Compliance is important for government teams, it’s a line you can’t cross, but cultures of compliance have a nasty habit of weaponising knowledge of policy to avoid important decision making. Not always, but occasionally, you’ll find that “it’s policy” is the government equivalent of “they’re the requirements”: a phrase which Jeff Patton observed really means “shut up”.
Service owner as sceptic
We started the project without a full time service owner, but when one joined it made a massive difference. Having a service owner who understands that some policies don’t exist and how policies that do exist can change is the only way around this. Our service owner knew this and cut short our journey into a number of rabbit holes that would ultimately have sabotaged launch had we pursued them.

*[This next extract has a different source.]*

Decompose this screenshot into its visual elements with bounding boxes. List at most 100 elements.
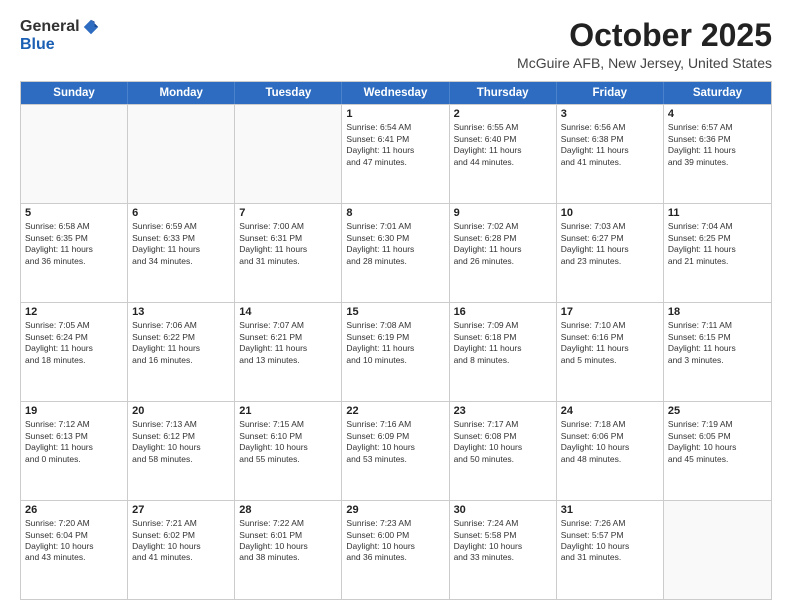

I now see a good service owner as being like Adam Connover from Adam Ruins Everything. They must be the person who knows the facts and isn’t afraid to introduce them, even when it’s socially inappropriate. A well timed “Actually, the legislation only says…” is priceless.
The service owner needs to help you pick your battles. If I could change one thing about the project at MHCLG, it would be to fill the service owner role right from the beginning and frame the whole thing around a realistic timeline of decision making and political challenges.
Keep expectations high
You can build high performing engineering teams in government. Contrary to popular belief, you do not need scores of engineers with glittering CVs and a truck full of venture capital to achieve all of the things that we know work.
My team was a small team of mixed seniority, the type of experience mix that you’ll easily find in every government department. They built a process that could release to production 50 times every day, where the lead time (between committing code and that code being used by an external user) hovered below 15 minutes, where all infrastructure was defined in source code and completely replaced on each release. Stories went from being accepted to being completed in predictable time frames. The team was consistently open about their own abilities and performance, and had each others backs.
I’m extremely proud of how we managed to do that with an unremarkable budget and a team with multiple junior members.
As I entered the orbit of the civil service, I was told multiple times that none of this was possible. Because of more mythical policies about how crucial pull requests are (they aren’t), but even worse because of a perceived skill gap between the public and private sector.
But the highest performing teams don’t work well because they self select for prestige, they work well because they create the conditions where actual people who exist in the real world can safely achieve more.
I’ve got opinions about what high performance looks like (continuous integration, test driven development, intense collaboration, diversity, safety in software changes, psychological safety, outcome driven, empathy, etc.) — but I don’t really want to make this into generalised advice about what high performing means.
I do want people to have the confidence to fight back against excuses for low expectations and aim for something that lets people experiment and get better results. I’m grateful that Made Tech (my employer at the time), gave me the freedom to pursue this without compromise.